The Market Situation Report is a condensed version of our institutional newsletters, infused with a touch of humor. We plan to release it daily, right before the opening of the US market, and present it in a most familiar format to retail traders’ eyes by using Tradingview charts and Memes. To learn about the incentives behind it you can visit the link below.
What is going on with the AI boom?
In the past two years, a new hype has been driving the markets higher: artificial intelligence (AI). AI has promised to revolutionize work, and it has delivered on most of these promises. The Chat GPT-4 model is incredibly smart, fast, and breathtakingly impressive. Industries across the board are adapting to this new trend, seeking more AI and less workforce. While we are certain about the increased adoption of AI, the impact on employment remains uncertain, and we need to wait for unemployment numbers to come out.
This shift towards AI relies heavily on one essential component: chips, specifically Nvidia’s chips. This demand is driving Nvidia’s stock price exponentially higher. However, this raises the question: are we in an AI-driven bubble?
in the previous Market SITREP #3 we gave you some hints about Nvidia’s stock movement and if you haven’t read that, don’t worry, we will include the same charts here. But first, let’s talk about Nvidia.
What do we know about Nvidia?
Looking at the historical Nvidia chart suggests that Jensen Huang might view Nvidia’s stock as a cash cow. It’s important to understand that Nvidia’s chip-making performance and innovation are not directly correlated with its stock price. Even if tomorrow’s stock trades at $10, everyone will still get their Blackwell chips. Additionally, there is nothing inherently wrong with Jensen Huang and other insiders profiting from selling their stocks.
If we examine past stock price movements, we can observe a pattern similar to Bitcoin, characterized by high volatility.
In the chart above, the green line represents total oil production by major countries, and the red line represents total liquidity from the world’s largest central banks. Observing the chart, Nvidia’s bull runs typically last until the stock price increases by twelvefold, followed by a crash. The exception to this pattern was in 2012 when the stock price increased by 23 times.
The period from 2012 to 2020 was marked by significant expansion, driven by increased oil production and global liquidity. This era required substantial energy to fuel the growth. However, we are not in the same environment now.
Moreover, If you read this article from 2012, you will find out that no matter what the experts say, Nvidia stock doesn’t run on their expectations but it runs on market fundamentals.
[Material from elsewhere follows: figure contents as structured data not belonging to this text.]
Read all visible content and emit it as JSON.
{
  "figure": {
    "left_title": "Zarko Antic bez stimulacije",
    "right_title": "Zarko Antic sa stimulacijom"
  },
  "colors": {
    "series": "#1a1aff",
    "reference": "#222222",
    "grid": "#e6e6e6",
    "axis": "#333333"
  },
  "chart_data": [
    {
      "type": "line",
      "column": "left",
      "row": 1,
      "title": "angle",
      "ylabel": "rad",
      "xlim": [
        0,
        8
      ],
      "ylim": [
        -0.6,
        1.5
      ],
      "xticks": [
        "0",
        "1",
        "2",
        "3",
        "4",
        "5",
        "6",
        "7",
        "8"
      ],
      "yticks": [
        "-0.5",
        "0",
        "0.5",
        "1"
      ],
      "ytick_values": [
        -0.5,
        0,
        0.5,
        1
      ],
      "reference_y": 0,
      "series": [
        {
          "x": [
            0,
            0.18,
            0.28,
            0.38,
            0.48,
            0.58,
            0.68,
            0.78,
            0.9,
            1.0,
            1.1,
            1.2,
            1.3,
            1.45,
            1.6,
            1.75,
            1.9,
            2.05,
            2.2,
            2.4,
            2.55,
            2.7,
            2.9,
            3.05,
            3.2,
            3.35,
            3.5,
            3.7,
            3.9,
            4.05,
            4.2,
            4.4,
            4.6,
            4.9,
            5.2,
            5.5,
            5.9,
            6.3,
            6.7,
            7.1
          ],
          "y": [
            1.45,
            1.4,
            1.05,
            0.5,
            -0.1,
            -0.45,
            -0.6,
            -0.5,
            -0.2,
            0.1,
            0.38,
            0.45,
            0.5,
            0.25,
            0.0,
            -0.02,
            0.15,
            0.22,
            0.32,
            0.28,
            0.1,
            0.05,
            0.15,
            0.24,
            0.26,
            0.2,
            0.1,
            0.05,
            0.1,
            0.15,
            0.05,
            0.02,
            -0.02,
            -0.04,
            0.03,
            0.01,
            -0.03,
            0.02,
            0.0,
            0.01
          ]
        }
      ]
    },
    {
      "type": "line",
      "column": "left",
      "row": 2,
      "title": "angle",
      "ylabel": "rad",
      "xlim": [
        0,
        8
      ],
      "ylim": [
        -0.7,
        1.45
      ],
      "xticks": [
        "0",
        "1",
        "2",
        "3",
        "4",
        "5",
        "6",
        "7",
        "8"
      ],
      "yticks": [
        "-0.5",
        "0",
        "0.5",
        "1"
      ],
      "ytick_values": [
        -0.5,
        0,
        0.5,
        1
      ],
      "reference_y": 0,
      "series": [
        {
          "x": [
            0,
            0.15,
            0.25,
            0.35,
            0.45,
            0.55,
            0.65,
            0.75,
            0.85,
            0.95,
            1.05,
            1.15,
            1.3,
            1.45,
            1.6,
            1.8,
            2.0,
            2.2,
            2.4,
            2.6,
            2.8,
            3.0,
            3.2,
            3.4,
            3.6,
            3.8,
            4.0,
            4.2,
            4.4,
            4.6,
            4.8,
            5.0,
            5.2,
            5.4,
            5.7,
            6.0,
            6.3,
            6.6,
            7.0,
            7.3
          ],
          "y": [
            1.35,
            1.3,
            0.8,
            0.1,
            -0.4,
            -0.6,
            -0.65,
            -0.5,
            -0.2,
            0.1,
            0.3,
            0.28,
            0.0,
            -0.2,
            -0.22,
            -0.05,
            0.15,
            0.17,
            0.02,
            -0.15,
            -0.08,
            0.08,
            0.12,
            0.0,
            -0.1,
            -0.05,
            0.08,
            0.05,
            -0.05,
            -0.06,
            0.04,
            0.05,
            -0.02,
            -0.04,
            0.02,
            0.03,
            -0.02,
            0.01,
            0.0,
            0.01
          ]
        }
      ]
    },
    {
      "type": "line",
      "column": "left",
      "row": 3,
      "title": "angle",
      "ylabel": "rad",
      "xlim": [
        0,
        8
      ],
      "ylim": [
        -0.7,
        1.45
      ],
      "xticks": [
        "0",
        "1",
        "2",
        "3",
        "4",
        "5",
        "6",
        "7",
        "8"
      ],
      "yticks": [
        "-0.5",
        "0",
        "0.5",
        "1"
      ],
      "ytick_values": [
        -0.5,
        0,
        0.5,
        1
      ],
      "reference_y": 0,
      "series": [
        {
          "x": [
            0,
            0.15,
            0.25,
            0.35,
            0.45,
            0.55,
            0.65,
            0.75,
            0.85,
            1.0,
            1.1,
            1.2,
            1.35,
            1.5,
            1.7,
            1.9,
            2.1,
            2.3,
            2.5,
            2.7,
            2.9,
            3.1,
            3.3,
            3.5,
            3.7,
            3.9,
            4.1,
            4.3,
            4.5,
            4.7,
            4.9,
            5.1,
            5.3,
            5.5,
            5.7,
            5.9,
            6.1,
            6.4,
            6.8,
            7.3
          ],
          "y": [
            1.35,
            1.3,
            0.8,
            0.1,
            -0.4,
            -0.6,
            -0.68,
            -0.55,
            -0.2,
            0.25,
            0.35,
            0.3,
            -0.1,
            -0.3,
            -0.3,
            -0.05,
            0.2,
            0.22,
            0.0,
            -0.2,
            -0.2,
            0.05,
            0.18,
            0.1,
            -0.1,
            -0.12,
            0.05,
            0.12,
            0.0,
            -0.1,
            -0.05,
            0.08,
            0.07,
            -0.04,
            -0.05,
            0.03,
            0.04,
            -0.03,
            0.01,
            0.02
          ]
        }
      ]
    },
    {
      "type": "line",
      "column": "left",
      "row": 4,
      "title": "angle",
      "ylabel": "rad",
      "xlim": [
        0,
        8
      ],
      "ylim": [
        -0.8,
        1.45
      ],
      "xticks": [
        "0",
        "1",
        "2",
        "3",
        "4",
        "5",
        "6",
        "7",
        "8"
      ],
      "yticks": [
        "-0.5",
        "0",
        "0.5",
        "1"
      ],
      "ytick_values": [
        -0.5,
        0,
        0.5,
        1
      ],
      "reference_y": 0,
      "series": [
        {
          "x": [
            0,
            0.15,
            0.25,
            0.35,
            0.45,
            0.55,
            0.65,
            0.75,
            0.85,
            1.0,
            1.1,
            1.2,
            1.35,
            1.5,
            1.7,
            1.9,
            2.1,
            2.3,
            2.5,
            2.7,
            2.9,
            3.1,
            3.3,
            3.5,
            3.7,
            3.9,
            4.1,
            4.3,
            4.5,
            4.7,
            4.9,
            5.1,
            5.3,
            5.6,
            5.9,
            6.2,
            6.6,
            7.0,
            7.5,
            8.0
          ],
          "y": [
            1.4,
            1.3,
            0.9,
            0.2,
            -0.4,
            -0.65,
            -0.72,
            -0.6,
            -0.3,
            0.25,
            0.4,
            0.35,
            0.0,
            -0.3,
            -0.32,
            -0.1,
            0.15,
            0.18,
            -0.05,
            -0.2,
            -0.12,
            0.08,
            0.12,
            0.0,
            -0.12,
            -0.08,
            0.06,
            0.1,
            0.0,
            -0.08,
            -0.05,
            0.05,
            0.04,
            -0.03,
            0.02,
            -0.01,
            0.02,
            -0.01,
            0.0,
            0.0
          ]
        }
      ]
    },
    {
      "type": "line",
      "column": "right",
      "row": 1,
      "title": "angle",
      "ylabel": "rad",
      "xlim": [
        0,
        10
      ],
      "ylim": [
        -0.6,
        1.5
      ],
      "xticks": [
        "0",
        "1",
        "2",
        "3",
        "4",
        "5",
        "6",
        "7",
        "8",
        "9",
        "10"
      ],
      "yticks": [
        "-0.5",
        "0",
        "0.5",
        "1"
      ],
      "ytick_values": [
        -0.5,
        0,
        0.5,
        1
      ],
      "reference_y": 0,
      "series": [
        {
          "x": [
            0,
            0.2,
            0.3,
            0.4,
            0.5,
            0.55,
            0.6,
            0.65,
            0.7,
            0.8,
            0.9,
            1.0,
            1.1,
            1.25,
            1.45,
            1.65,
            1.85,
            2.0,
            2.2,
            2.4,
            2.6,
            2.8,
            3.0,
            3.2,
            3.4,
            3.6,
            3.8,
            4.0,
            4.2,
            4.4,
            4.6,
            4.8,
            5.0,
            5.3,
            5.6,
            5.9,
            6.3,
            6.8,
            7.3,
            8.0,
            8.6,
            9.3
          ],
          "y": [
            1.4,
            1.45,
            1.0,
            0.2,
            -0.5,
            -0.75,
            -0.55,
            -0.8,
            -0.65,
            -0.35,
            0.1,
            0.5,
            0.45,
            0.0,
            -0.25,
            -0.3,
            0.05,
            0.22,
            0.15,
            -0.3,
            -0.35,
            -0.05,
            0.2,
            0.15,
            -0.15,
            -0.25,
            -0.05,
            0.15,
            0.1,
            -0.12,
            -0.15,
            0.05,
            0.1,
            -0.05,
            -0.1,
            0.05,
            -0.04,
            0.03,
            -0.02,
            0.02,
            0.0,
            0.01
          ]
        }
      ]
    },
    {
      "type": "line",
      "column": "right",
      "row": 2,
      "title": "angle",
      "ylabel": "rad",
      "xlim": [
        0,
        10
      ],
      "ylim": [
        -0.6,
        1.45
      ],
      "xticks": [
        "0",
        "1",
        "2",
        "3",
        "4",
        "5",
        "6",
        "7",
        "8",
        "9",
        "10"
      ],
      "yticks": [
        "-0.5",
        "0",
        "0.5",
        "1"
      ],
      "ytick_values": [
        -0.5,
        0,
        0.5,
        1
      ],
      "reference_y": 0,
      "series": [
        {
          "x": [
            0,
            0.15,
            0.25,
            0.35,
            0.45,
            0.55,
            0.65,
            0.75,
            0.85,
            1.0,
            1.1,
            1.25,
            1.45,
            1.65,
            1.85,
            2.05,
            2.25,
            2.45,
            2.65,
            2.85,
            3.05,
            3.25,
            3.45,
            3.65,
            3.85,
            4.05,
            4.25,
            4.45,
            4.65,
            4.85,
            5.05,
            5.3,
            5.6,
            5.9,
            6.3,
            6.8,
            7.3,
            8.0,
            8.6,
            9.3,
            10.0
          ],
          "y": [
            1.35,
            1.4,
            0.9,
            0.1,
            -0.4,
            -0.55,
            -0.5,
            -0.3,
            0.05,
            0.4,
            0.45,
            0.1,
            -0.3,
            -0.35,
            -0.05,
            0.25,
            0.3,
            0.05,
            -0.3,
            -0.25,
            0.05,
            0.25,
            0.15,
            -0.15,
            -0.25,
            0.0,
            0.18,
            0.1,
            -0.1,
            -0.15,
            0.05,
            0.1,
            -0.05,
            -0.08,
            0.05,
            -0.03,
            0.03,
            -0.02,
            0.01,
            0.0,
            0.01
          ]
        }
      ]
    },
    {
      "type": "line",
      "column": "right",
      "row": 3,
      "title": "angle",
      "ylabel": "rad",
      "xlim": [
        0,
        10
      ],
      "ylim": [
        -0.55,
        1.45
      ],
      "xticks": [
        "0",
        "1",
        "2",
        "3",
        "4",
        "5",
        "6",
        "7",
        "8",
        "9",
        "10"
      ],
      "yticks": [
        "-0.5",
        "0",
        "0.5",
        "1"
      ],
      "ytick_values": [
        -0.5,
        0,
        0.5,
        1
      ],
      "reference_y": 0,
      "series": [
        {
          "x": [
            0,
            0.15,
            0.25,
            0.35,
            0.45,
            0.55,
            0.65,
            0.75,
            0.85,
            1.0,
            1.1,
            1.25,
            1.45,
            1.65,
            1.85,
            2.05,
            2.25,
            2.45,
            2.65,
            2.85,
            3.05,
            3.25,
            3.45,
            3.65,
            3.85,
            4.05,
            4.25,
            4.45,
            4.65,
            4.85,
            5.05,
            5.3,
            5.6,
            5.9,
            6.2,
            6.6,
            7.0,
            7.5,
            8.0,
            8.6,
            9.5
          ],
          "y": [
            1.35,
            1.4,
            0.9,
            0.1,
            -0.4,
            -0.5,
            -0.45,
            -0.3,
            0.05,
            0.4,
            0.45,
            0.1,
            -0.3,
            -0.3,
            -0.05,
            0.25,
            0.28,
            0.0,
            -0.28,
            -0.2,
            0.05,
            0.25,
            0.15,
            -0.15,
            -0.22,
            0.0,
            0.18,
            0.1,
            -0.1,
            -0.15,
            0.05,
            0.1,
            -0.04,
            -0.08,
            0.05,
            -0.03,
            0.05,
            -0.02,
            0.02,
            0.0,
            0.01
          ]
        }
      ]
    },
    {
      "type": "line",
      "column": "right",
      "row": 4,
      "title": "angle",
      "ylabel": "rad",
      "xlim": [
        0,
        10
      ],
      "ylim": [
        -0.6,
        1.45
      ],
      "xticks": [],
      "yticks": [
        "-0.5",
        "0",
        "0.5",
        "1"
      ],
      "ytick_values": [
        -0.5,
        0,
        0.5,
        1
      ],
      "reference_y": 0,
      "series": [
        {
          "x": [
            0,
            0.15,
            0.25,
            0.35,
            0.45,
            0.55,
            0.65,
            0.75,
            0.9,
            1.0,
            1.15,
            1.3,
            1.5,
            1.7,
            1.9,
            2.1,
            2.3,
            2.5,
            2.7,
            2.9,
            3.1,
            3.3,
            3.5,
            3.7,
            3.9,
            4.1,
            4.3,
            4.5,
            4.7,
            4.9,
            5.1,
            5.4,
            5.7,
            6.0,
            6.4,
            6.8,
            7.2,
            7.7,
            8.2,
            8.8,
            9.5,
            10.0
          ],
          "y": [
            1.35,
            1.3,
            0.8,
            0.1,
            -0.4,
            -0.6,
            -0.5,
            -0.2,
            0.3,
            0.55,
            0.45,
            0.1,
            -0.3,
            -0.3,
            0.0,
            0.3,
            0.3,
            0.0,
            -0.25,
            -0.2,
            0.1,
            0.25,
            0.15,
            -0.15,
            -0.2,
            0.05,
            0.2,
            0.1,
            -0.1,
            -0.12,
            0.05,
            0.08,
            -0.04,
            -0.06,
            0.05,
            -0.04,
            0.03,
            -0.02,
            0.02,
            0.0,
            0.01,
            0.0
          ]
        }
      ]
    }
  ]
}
Nvidia and Treasury Yields
If you look at the chart above, it is obvious that high interest rates are not favored by the tech sector. Today, yields on most treasuries, whether from Japan or the US, are at their highest in a decade. Central banks, including the Federal Reserve, are not raising rates out of preference but out of necessity to slow down high inflation and cool the economy. Additionally, higher oil prices can hamper the tech sector. Therefore, if central banks manage to control energy prices through their rate policies, it might initially benefit tech stocks, but could eventually lead to their decline.
Printing to oblivion and the Lesson We Can Learn from collapsing Economies
The chart above shows one of the few tech stocks that generate cash and have strong ties with the central government in a collapsing economy. Countries that have adopted cash printing to address deficit spending have millions of companies displaying similar chart patterns. The majority of these companies are held by institutions such as pension funds, banks, and holdings. Despite paying dividends and generating positive cash flow, these companies experience periods of boom followed by long-term busts.
Even though the base money in these countries depreciates against the US dollar, their stocks show no signs of recovery, almost by design. These companies act as liquidity drains, absorbing money from investors and retail traders and returning only a fraction of their initial investment, effectively curbing inflation.
You might say that the US is different and that this never happens here! However, the current options market in the US has enabled Nvidia to use call options as a tool for driving its price higher. Company announcements, presentations, and shows are strategically designed to maintain investor confidence in the stock, preventing them from selling. This forces market makers to buy shares to hedge their portfolio to be delta-neutral.
Another behavior in the options market that can result in billions of dollars being wiped out is that many retail investors tend to sell puts and buy calls. This practice often renders them the main losers in the market.
To add more, the last reports indicate that NVDA has experienced a total of 15B$ hedgefund outflow and names like Paul Tudor Jones, Stanley Druckenmiller, and Jim Simons are on the list with at least offloading 64% of their shares.